12:49 am on May 5, 2007 (gmt 0)

WebmasterWorld Senior Member 10+ Year Member



You may or may not be allowed to modify the setting, but if it is set, you will likley find that the "missing" part of the URL has been moved into the PATH_INFO variable.

In which case, you'd want to turn AcceptPathInfo Off as an experiment to see if thst affects your symptoms.

Or it could be some other problem...

> From your experience...

My experience is not all that great. I'm just a volunteer moderator here, answering a few questions that I can answer, and a few that I might be able to help with...

So, I don't know if the problem is common or not.
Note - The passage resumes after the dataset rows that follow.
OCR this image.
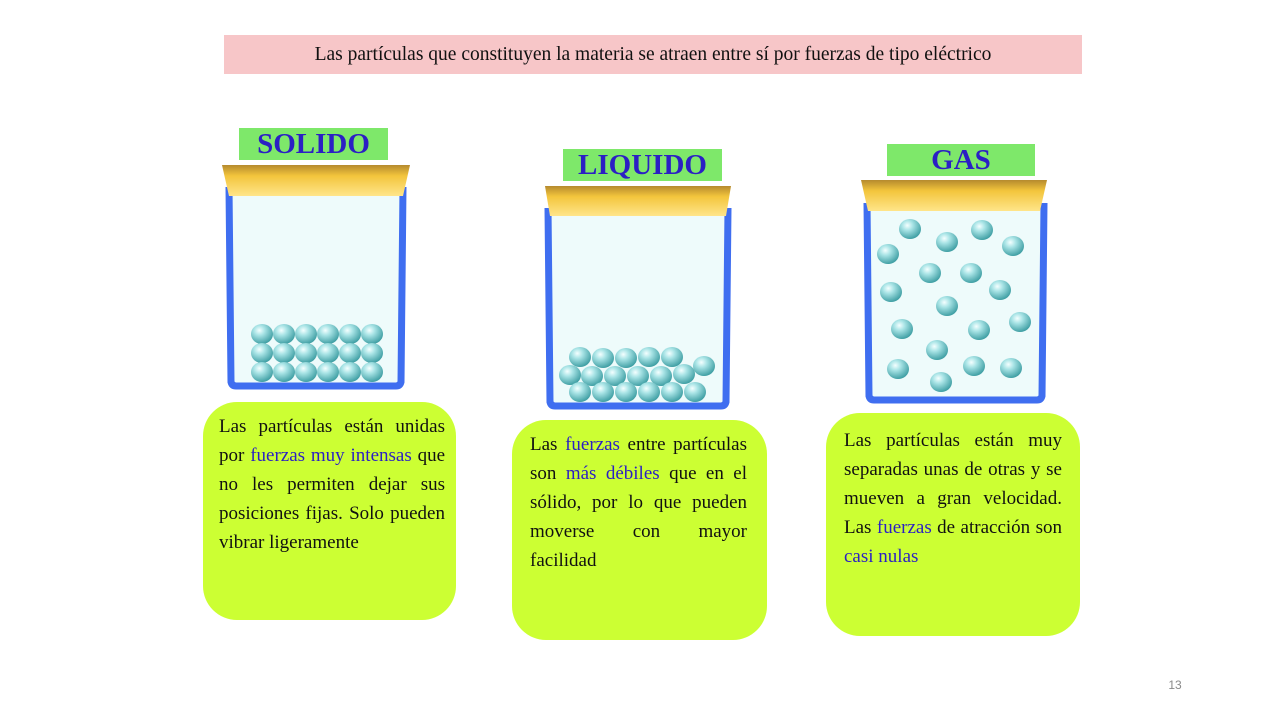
Las partículas que constituyen la materia se atraen entre sí por fuerzas de tipo eléctrico
SOLIDO
LIQUIDO	GAS
Las partículas están unidas por fuerzas muy intensas que no les permiten dejar sus posiciones fijas. Solo pueden vibrar ligeramente
Las fuerzas entre partículas son más débiles que en el sólido, por lo que pueden moverse con mayor facilidad
Las partículas están muy separadas unas de otras y se mueven a gran velocidad. Las fuerzas de atracción son casi nulas
13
I've seen several threads here on seemingly-related troubles, though. AcceptPathInfo is great if you need it and want it, but like several other Apache features such as MultiViews, its effects can be 'bad' if you don't want them, need them, or expect them.

Jim

enigma1

2:13 pm on May 5, 2007 (gmt 0)

WebmasterWorld Senior Member 10+ Year Member



Ok, my best bet will be to add as much information as possible with the module's documentation and comments to the .htaccess for the various options.

I have no longer access to that server to test the AcceptPathInfo off case, but I can emulate and process the PATH_INFO parameter locally.

One other thing I tested was to conditionally do the extra processing if the REQUEST_URI points to the script that handles the html requests.

Again thanks for the information, if I find something else about it, I will post again to this thread.